Advisor details his approach to retired clients, and explains why $50,000 in retirement income today needs to be over $120,000 at the end of retirement
Preparing clients for retirement means walking them through a series of epiphanies. How long they’ll live. How much money they’ll need. How much of an impact inflation will have on their purchasing power. Darren Coleman takes his clients through those realizations one at a time, building their knowledge and challenging their expectations about a retirement that will probably last a lot longer than they think.
Coleman is the senior VP and portfolio manager, at Coleman Wealth Management of Raymond James. He explained exactly how he walks his clients through these epiphanies, how he challenges their assumptions, and how he positions their portfolios to last as long as their longevity demands. He begins the process with a straightforward discussion about how long a client expects to live.
“They have to realize they’re going to live longer than they think. If I ask people how long they think they’re going to live, they probably flash to how old their grandparents were when they passed away, so they go to that generation and think maybe 81 or 87,” Coleman says. “They forget when their grandparents were born. They don’t think about what nutrition was like, what healthcare was like, how much technology was available. I’ll often share with them articles that predict the first human to live to 150 has probably already been born.”
Anecdotal data and hard statistics back up Coleman’s premise. Canadian life expectancy has marched steadily higher since the 1980s. Canadians aged 65 will, on average, live to almost 84. The average drug store, Coleman says, stocks a lot more ‘happy 100th birthday’ cards than they used to. A centenarian used to be newsworthy, now they’re normal.
The idea of living longer than expected provokes a whole new set of questions among Coleman’s clients. Coleman takes them through a range of considerations, like whether they’re willing to work for longer, or even make a career change. He asks them about their activities, their social networks, and their values outside of work — which are often determinants of mental health and wellbeing in retirement. Perhaps most importantly, he asks them how much they think they’ll need every year in retirement income, and runs that number against 30 years of inflation.
Taking the example of a $50,000 desired retirement income for a 30-year retirement (aged 65 to 95) with an annualized inflation rate of 3 per cent, Coleman calculates that in order to keep pace with inflation, by the 30th year of retirement that $50,000 of retirement income needs to have grown to $121,363.
“If you don’t have a plan to triple your income in retirement, then I don’t know exactly what plan you think you have,” Coleman says.
Read more: Why this advisor treats retirement as a new stage of education for clients | Wealth Professional
Perhaps the biggest epiphany Coleman needs to bring his clients to follows from the initial goal of retirement savings: accruing enough capital to retire comfortably. Once a client is there, the next question is how do they stay comfortably retired.
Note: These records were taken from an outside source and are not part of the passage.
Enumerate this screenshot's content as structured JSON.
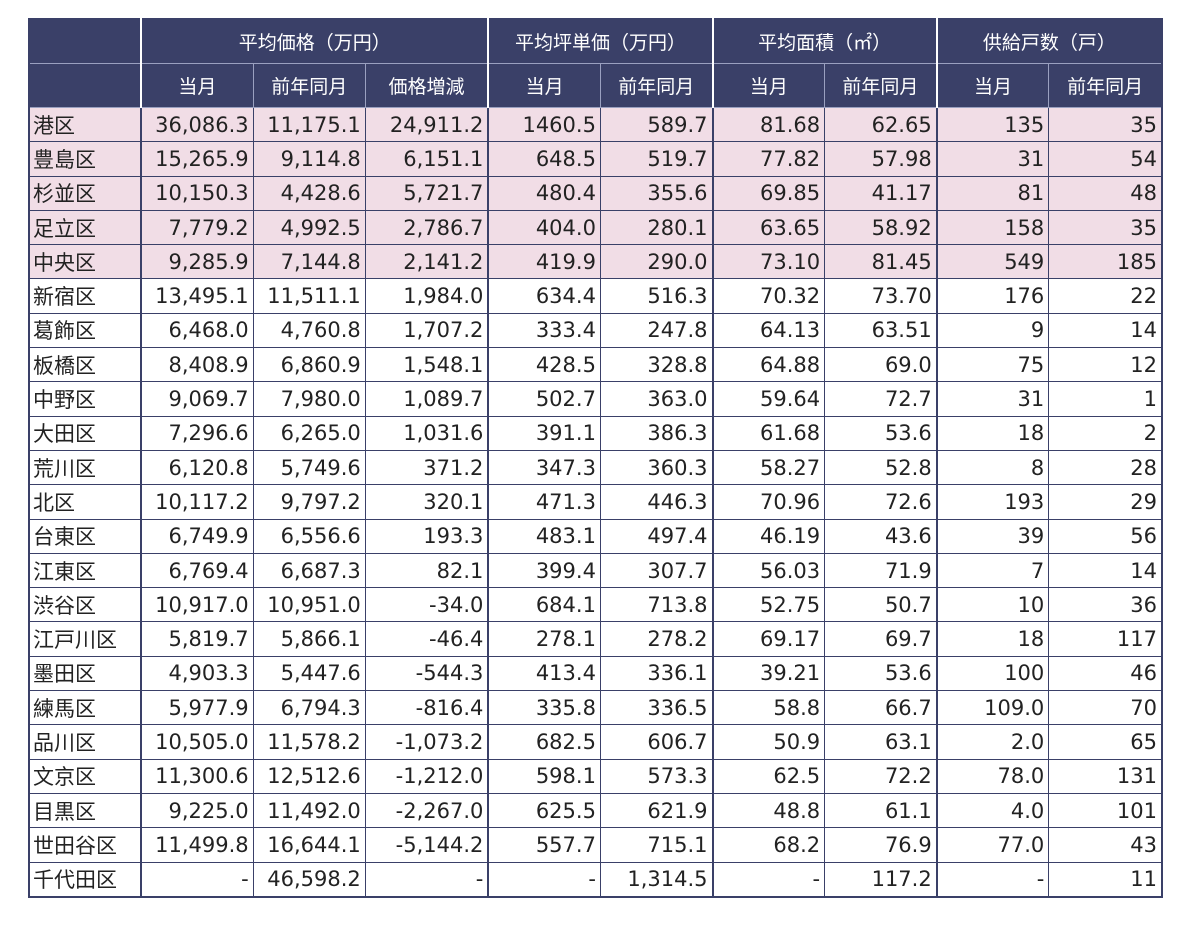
{
  "chart_data": {
    "type": "table",
    "header_groups": [
      {
        "label": "",
        "span": 1
      },
      {
        "label": "平均価格（万円）",
        "span": 3
      },
      {
        "label": "平均坪単価（万円）",
        "span": 2
      },
      {
        "label": "平均面積（㎡）",
        "span": 2
      },
      {
        "label": "供給戸数（戸）",
        "span": 2
      }
    ],
    "subheaders": [
      "",
      "当月",
      "前年同月",
      "価格増減",
      "当月",
      "前年同月",
      "当月",
      "前年同月",
      "当月",
      "前年同月"
    ],
    "highlight_color": "#f1dde6",
    "header_color": "#3a4068",
    "rows": [
      {
        "highlight": true,
        "cells": [
          "港区",
          "36,086.3",
          "11,175.1",
          "24,911.2",
          "1460.5",
          "589.7",
          "81.68",
          "62.65",
          "135",
          "35"
        ]
      },
      {
        "highlight": true,
        "cells": [
          "豊島区",
          "15,265.9",
          "9,114.8",
          "6,151.1",
          "648.5",
          "519.7",
          "77.82",
          "57.98",
          "31",
          "54"
        ]
      },
      {
        "highlight": true,
        "cells": [
          "杉並区",
          "10,150.3",
          "4,428.6",
          "5,721.7",
          "480.4",
          "355.6",
          "69.85",
          "41.17",
          "81",
          "48"
        ]
      },
      {
        "highlight": true,
        "cells": [
          "足立区",
          "7,779.2",
          "4,992.5",
          "2,786.7",
          "404.0",
          "280.1",
          "63.65",
          "58.92",
          "158",
          "35"
        ]
      },
      {
        "highlight": true,
        "cells": [
          "中央区",
          "9,285.9",
          "7,144.8",
          "2,141.2",
          "419.9",
          "290.0",
          "73.10",
          "81.45",
          "549",
          "185"
        ]
      },
      {
        "highlight": false,
        "cells": [
          "新宿区",
          "13,495.1",
          "11,511.1",
          "1,984.0",
          "634.4",
          "516.3",
          "70.32",
          "73.70",
          "176",
          "22"
        ]
      },
      {
        "highlight": false,
        "cells": [
          "葛飾区",
          "6,468.0",
          "4,760.8",
          "1,707.2",
          "333.4",
          "247.8",
          "64.13",
          "63.51",
          "9",
          "14"
        ]
      },
      {
        "highlight": false,
        "cells": [
          "板橋区",
          "8,408.9",
          "6,860.9",
          "1,548.1",
          "428.5",
          "328.8",
          "64.88",
          "69.0",
          "75",
          "12"
        ]
      },
      {
        "highlight": false,
        "cells": [
          "中野区",
          "9,069.7",
          "7,980.0",
          "1,089.7",
          "502.7",
          "363.0",
          "59.64",
          "72.7",
          "31",
          "1"
        ]
      },
      {
        "highlight": false,
        "cells": [
          "大田区",
          "7,296.6",
          "6,265.0",
          "1,031.6",
          "391.1",
          "386.3",
          "61.68",
          "53.6",
          "18",
          "2"
        ]
      },
      {
        "highlight": false,
        "cells": [
          "荒川区",
          "6,120.8",
          "5,749.6",
          "371.2",
          "347.3",
          "360.3",
          "58.27",
          "52.8",
          "8",
          "28"
        ]
      },
      {
        "highlight": false,
        "cells": [
          "北区",
          "10,117.2",
          "9,797.2",
          "320.1",
          "471.3",
          "446.3",
          "70.96",
          "72.6",
          "193",
          "29"
        ]
      },
      {
        "highlight": false,
        "cells": [
          "台東区",
          "6,749.9",
          "6,556.6",
          "193.3",
          "483.1",
          "497.4",
          "46.19",
          "43.6",
          "39",
          "56"
        ]
      },
      {
        "highlight": false,
        "cells": [
          "江東区",
          "6,769.4",
          "6,687.3",
          "82.1",
          "399.4",
          "307.7",
          "56.03",
          "71.9",
          "7",
          "14"
        ]
      },
      {
        "highlight": false,
        "cells": [
          "渋谷区",
          "10,917.0",
          "10,951.0",
          "-34.0",
          "684.1",
          "713.8",
          "52.75",
          "50.7",
          "10",
          "36"
        ]
      },
      {
        "highlight": false,
        "cells": [
          "江戸川区",
          "5,819.7",
          "5,866.1",
          "-46.4",
          "278.1",
          "278.2",
          "69.17",
          "69.7",
          "18",
          "117"
        ]
      },
      {
        "highlight": false,
        "cells": [
          "墨田区",
          "4,903.3",
          "5,447.6",
          "-544.3",
          "413.4",
          "336.1",
          "39.21",
          "53.6",
          "100",
          "46"
        ]
      },
      {
        "highlight": false,
        "cells": [
          "練馬区",
          "5,977.9",
          "6,794.3",
          "-816.4",
          "335.8",
          "336.5",
          "58.8",
          "66.7",
          "109.0",
          "70"
        ]
      },
      {
        "highlight": false,
        "cells": [
          "品川区",
          "10,505.0",
          "11,578.2",
          "-1,073.2",
          "682.5",
          "606.7",
          "50.9",
          "63.1",
          "2.0",
          "65"
        ]
      },
      {
        "highlight": false,
        "cells": [
          "文京区",
          "11,300.6",
          "12,512.6",
          "-1,212.0",
          "598.1",
          "573.3",
          "62.5",
          "72.2",
          "78.0",
          "131"
        ]
      },
      {
        "highlight": false,
        "cells": [
          "目黒区",
          "9,225.0",
          "11,492.0",
          "-2,267.0",
          "625.5",
          "621.9",
          "48.8",
          "61.1",
          "4.0",
          "101"
        ]
      },
      {
        "highlight": false,
        "cells": [
          "世田谷区",
          "11,499.8",
          "16,644.1",
          "-5,144.2",
          "557.7",
          "715.1",
          "68.2",
          "76.9",
          "77.0",
          "43"
        ]
      },
      {
        "highlight": false,
        "cells": [
          "千代田区",
          "-",
          "46,598.2",
          "-",
          "-",
          "1,314.5",
          "-",
          "117.2",
          "-",
          "11"
        ]
      }
    ]
  }
}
Coleman believes the industry’s answer to this question is insufficient. The typical allocations in retirement are focused on capital preservation and fixed income. He believes a fixed income strategy in a rising cost world can’t work well. He proposes a “rising income” strategy which proposes a greater degree of equity exposure to offer growth that outpaces inflation. When clients raise fears around market volatility to him, he highlights that spending on a fixed income in an inflationary environment will see their savings disappear just as well.
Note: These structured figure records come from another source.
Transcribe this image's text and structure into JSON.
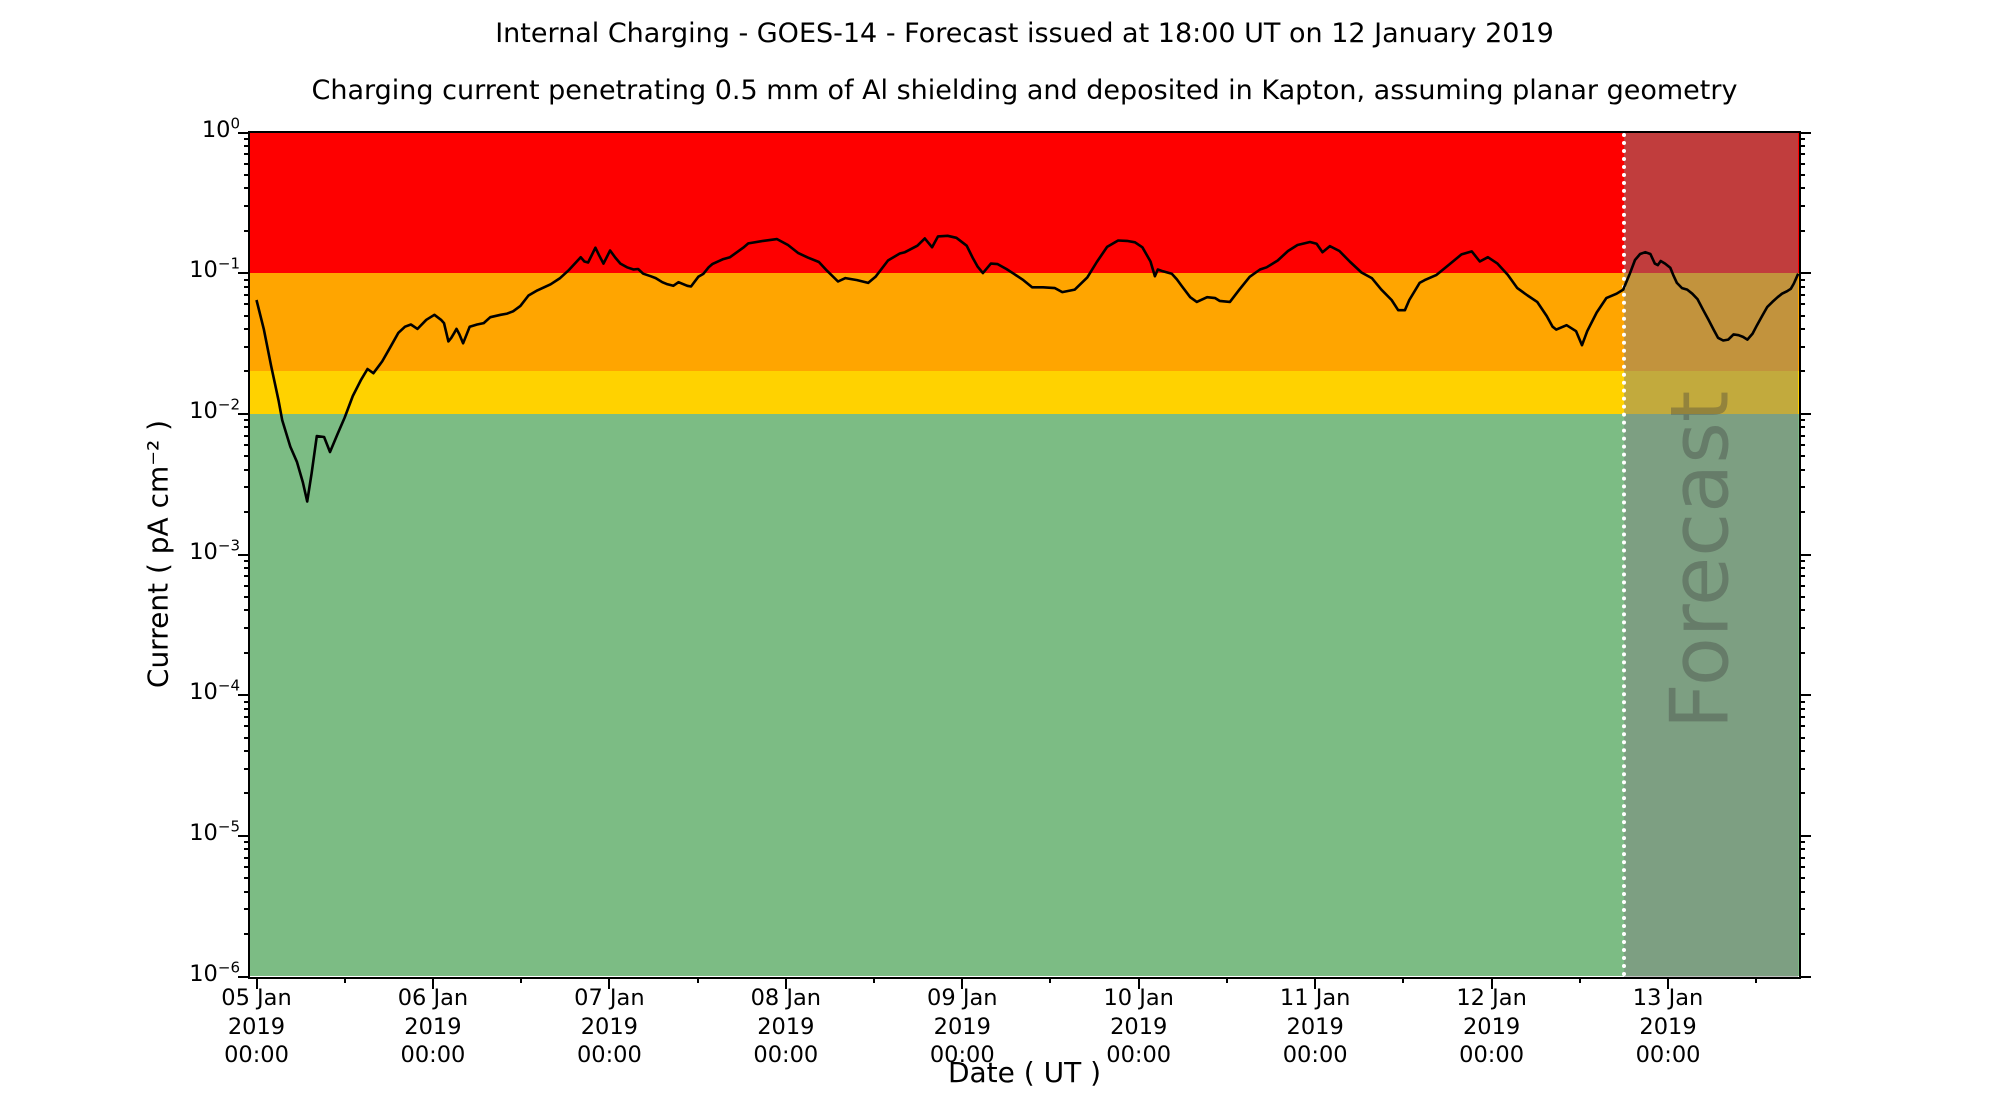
{
  "header": {
    "title": "Internal Charging - GOES-14 - Forecast issued at 18:00 UT on 12 January 2019",
    "subtitle": "Charging current penetrating 0.5 mm of Al shielding and deposited in Kapton, assuming planar geometry"
  },
  "chart_data": {
    "type": "line",
    "title": "Internal Charging - GOES-14 - Forecast issued at 18:00 UT on 12 January 2019",
    "subtitle": "Charging current penetrating 0.5 mm of Al shielding and deposited in Kapton, assuming planar geometry",
    "xlabel": "Date ( UT )",
    "ylabel": "Current ( pA cm⁻² )",
    "y_scale": "log",
    "ylim": [
      1e-06,
      1
    ],
    "x_unit": "hours since 05 Jan 2019 00:00 UT",
    "x_range_hours": [
      -0.9,
      209.8
    ],
    "grid": false,
    "legend": "none",
    "y_tick_exponents": [
      0,
      -1,
      -2,
      -3,
      -4,
      -5,
      -6
    ],
    "y_minor_mantissas": [
      2,
      3,
      4,
      5,
      6,
      7,
      8,
      9
    ],
    "x_ticks": [
      {
        "hours": 0,
        "day": "05 Jan",
        "year": "2019",
        "time": "00:00"
      },
      {
        "hours": 24,
        "day": "06 Jan",
        "year": "2019",
        "time": "00:00"
      },
      {
        "hours": 48,
        "day": "07 Jan",
        "year": "2019",
        "time": "00:00"
      },
      {
        "hours": 72,
        "day": "08 Jan",
        "year": "2019",
        "time": "00:00"
      },
      {
        "hours": 96,
        "day": "09 Jan",
        "year": "2019",
        "time": "00:00"
      },
      {
        "hours": 120,
        "day": "10 Jan",
        "year": "2019",
        "time": "00:00"
      },
      {
        "hours": 144,
        "day": "11 Jan",
        "year": "2019",
        "time": "00:00"
      },
      {
        "hours": 168,
        "day": "12 Jan",
        "year": "2019",
        "time": "00:00"
      },
      {
        "hours": 192,
        "day": "13 Jan",
        "year": "2019",
        "time": "00:00"
      }
    ],
    "x_minor_ticks_hours": [
      12,
      36,
      60,
      84,
      108,
      132,
      156,
      180,
      204
    ],
    "bands": [
      {
        "name": "red",
        "from": 0.1,
        "to": 1.0,
        "color": "#fe0000"
      },
      {
        "name": "orange",
        "from": 0.02,
        "to": 0.1,
        "color": "#ffa500"
      },
      {
        "name": "yellow",
        "from": 0.01,
        "to": 0.02,
        "color": "#ffd200"
      },
      {
        "name": "green",
        "from": 1e-06,
        "to": 0.01,
        "color": "#7cbc84"
      }
    ],
    "forecast": {
      "label": "Forecast",
      "start_hours": 186,
      "start_time": "12 Jan 2019 18:00 UT",
      "overlay_color": "rgba(128,128,128,0.48)",
      "divider_style": "white dotted vertical line"
    },
    "series": [
      {
        "name": "charging current",
        "color": "#000000",
        "points": [
          [
            0,
            0.065
          ],
          [
            1,
            0.04
          ],
          [
            2,
            0.022
          ],
          [
            3,
            0.0125
          ],
          [
            3.5,
            0.0091
          ],
          [
            4.6,
            0.0059
          ],
          [
            5.5,
            0.0046
          ],
          [
            6.3,
            0.0033
          ],
          [
            6.9,
            0.0024
          ],
          [
            7.5,
            0.0038
          ],
          [
            8.2,
            0.007
          ],
          [
            9.2,
            0.0069
          ],
          [
            10,
            0.0054
          ],
          [
            11,
            0.0072
          ],
          [
            12,
            0.0095
          ],
          [
            13.1,
            0.0135
          ],
          [
            14.2,
            0.0175
          ],
          [
            15.1,
            0.021
          ],
          [
            15.9,
            0.0196
          ],
          [
            17.1,
            0.0238
          ],
          [
            18.2,
            0.03
          ],
          [
            19.3,
            0.038
          ],
          [
            20.2,
            0.042
          ],
          [
            21,
            0.0435
          ],
          [
            21.9,
            0.0405
          ],
          [
            23.1,
            0.047
          ],
          [
            24.2,
            0.051
          ],
          [
            25.1,
            0.047
          ],
          [
            25.5,
            0.0445
          ],
          [
            26.1,
            0.033
          ],
          [
            26.5,
            0.035
          ],
          [
            26.9,
            0.038
          ],
          [
            27.2,
            0.0405
          ],
          [
            27.6,
            0.037
          ],
          [
            28.1,
            0.032
          ],
          [
            29,
            0.042
          ],
          [
            30,
            0.0435
          ],
          [
            30.9,
            0.0445
          ],
          [
            31.8,
            0.049
          ],
          [
            33.2,
            0.051
          ],
          [
            34.1,
            0.052
          ],
          [
            34.9,
            0.054
          ],
          [
            35.9,
            0.059
          ],
          [
            37,
            0.07
          ],
          [
            38.2,
            0.076
          ],
          [
            40,
            0.084
          ],
          [
            41.3,
            0.093
          ],
          [
            42.4,
            0.105
          ],
          [
            44.1,
            0.131
          ],
          [
            44.6,
            0.122
          ],
          [
            45.1,
            0.12
          ],
          [
            46.1,
            0.153
          ],
          [
            46.6,
            0.135
          ],
          [
            47.2,
            0.118
          ],
          [
            48.1,
            0.146
          ],
          [
            48.8,
            0.13
          ],
          [
            49.5,
            0.118
          ],
          [
            50.4,
            0.111
          ],
          [
            51.3,
            0.107
          ],
          [
            51.9,
            0.108
          ],
          [
            52.6,
            0.1
          ],
          [
            53.6,
            0.096
          ],
          [
            54.3,
            0.093
          ],
          [
            55.2,
            0.087
          ],
          [
            55.9,
            0.084
          ],
          [
            56.7,
            0.082
          ],
          [
            57.4,
            0.087
          ],
          [
            58.6,
            0.082
          ],
          [
            59.1,
            0.081
          ],
          [
            60.1,
            0.095
          ],
          [
            60.8,
            0.1
          ],
          [
            61.5,
            0.111
          ],
          [
            62,
            0.117
          ],
          [
            63.5,
            0.127
          ],
          [
            64.4,
            0.131
          ],
          [
            66.2,
            0.153
          ],
          [
            66.9,
            0.164
          ],
          [
            68.9,
            0.171
          ],
          [
            70.8,
            0.176
          ],
          [
            72.3,
            0.16
          ],
          [
            73.7,
            0.14
          ],
          [
            75,
            0.13
          ],
          [
            76.5,
            0.121
          ],
          [
            77.6,
            0.105
          ],
          [
            79.1,
            0.088
          ],
          [
            80.1,
            0.093
          ],
          [
            81.7,
            0.09
          ],
          [
            83.2,
            0.086
          ],
          [
            84.2,
            0.095
          ],
          [
            85.9,
            0.124
          ],
          [
            87.5,
            0.139
          ],
          [
            88.2,
            0.142
          ],
          [
            89.9,
            0.158
          ],
          [
            90.9,
            0.178
          ],
          [
            91.9,
            0.154
          ],
          [
            92.7,
            0.184
          ],
          [
            94,
            0.186
          ],
          [
            95.2,
            0.18
          ],
          [
            96.6,
            0.158
          ],
          [
            97.4,
            0.13
          ],
          [
            98.1,
            0.112
          ],
          [
            98.8,
            0.101
          ],
          [
            99.9,
            0.118
          ],
          [
            100.8,
            0.117
          ],
          [
            102,
            0.108
          ],
          [
            103,
            0.1
          ],
          [
            104.3,
            0.09
          ],
          [
            105.5,
            0.08
          ],
          [
            107,
            0.08
          ],
          [
            108.6,
            0.079
          ],
          [
            109.6,
            0.074
          ],
          [
            111.3,
            0.077
          ],
          [
            113,
            0.094
          ],
          [
            114.3,
            0.121
          ],
          [
            115.7,
            0.155
          ],
          [
            117.2,
            0.172
          ],
          [
            118.4,
            0.171
          ],
          [
            119.5,
            0.167
          ],
          [
            120.5,
            0.154
          ],
          [
            121.6,
            0.122
          ],
          [
            122.2,
            0.096
          ],
          [
            122.6,
            0.107
          ],
          [
            123.3,
            0.104
          ],
          [
            124.5,
            0.1
          ],
          [
            125.2,
            0.091
          ],
          [
            125.9,
            0.081
          ],
          [
            127,
            0.068
          ],
          [
            127.9,
            0.063
          ],
          [
            129.3,
            0.068
          ],
          [
            130.4,
            0.067
          ],
          [
            131,
            0.064
          ],
          [
            132.4,
            0.063
          ],
          [
            133.7,
            0.077
          ],
          [
            135.1,
            0.095
          ],
          [
            136.5,
            0.107
          ],
          [
            137.4,
            0.111
          ],
          [
            138.9,
            0.124
          ],
          [
            140.3,
            0.145
          ],
          [
            141.6,
            0.16
          ],
          [
            143.3,
            0.168
          ],
          [
            144.2,
            0.163
          ],
          [
            145,
            0.142
          ],
          [
            146,
            0.157
          ],
          [
            147.3,
            0.145
          ],
          [
            148.7,
            0.122
          ],
          [
            150.3,
            0.102
          ],
          [
            151.7,
            0.093
          ],
          [
            153,
            0.077
          ],
          [
            154.4,
            0.065
          ],
          [
            155.3,
            0.055
          ],
          [
            156.2,
            0.055
          ],
          [
            156.8,
            0.065
          ],
          [
            158.2,
            0.086
          ],
          [
            158.9,
            0.09
          ],
          [
            160.5,
            0.098
          ],
          [
            162.3,
            0.117
          ],
          [
            163.9,
            0.137
          ],
          [
            165.3,
            0.144
          ],
          [
            166.4,
            0.122
          ],
          [
            167.5,
            0.131
          ],
          [
            168.8,
            0.118
          ],
          [
            170.2,
            0.098
          ],
          [
            171.5,
            0.079
          ],
          [
            172.9,
            0.07
          ],
          [
            174.2,
            0.063
          ],
          [
            175.5,
            0.05
          ],
          [
            176.3,
            0.042
          ],
          [
            176.8,
            0.04
          ],
          [
            178.2,
            0.043
          ],
          [
            179.5,
            0.039
          ],
          [
            180.3,
            0.031
          ],
          [
            181,
            0.039
          ],
          [
            182.3,
            0.053
          ],
          [
            183.6,
            0.067
          ],
          [
            185,
            0.072
          ],
          [
            185.9,
            0.077
          ],
          [
            186.8,
            0.1
          ],
          [
            187.5,
            0.125
          ],
          [
            188.2,
            0.138
          ],
          [
            188.9,
            0.142
          ],
          [
            189.6,
            0.138
          ],
          [
            190.2,
            0.118
          ],
          [
            190.6,
            0.115
          ],
          [
            191,
            0.123
          ],
          [
            191.6,
            0.118
          ],
          [
            192.3,
            0.11
          ],
          [
            192.7,
            0.098
          ],
          [
            193.2,
            0.086
          ],
          [
            193.9,
            0.079
          ],
          [
            194.6,
            0.077
          ],
          [
            195.3,
            0.072
          ],
          [
            196,
            0.066
          ],
          [
            196.8,
            0.055
          ],
          [
            197.5,
            0.047
          ],
          [
            198.2,
            0.04
          ],
          [
            198.8,
            0.035
          ],
          [
            199.5,
            0.0335
          ],
          [
            200.2,
            0.034
          ],
          [
            200.9,
            0.037
          ],
          [
            201.6,
            0.0365
          ],
          [
            202.2,
            0.0355
          ],
          [
            202.8,
            0.034
          ],
          [
            203.5,
            0.0375
          ],
          [
            204.1,
            0.043
          ],
          [
            204.8,
            0.05
          ],
          [
            205.5,
            0.058
          ],
          [
            206.2,
            0.063
          ],
          [
            206.9,
            0.068
          ],
          [
            207.5,
            0.072
          ],
          [
            208.2,
            0.075
          ],
          [
            208.7,
            0.078
          ],
          [
            209.1,
            0.085
          ],
          [
            209.7,
            0.1
          ]
        ]
      }
    ]
  }
}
“If you’re afraid of stock market volatility, you should be afraid of your debit card too,” Coleman says.
While ever client’s allocation is unique, the core of Coleman’s strategy is that well-managed businesses and real estate assets have provided the only source of historical outperformance over inflation. With those two asset classes as the core, Coleman works to develop a well-diversified portfolio capable of delivering returns that will outpace inflation.
“It’s not easy, and not everyone can do it, but if you begin with the two things that are most likely to work and put them in really good quality diversified portfolios of well managed businesses, real estate, and infrastructure, then you have a chance of making this work,” Coleman says.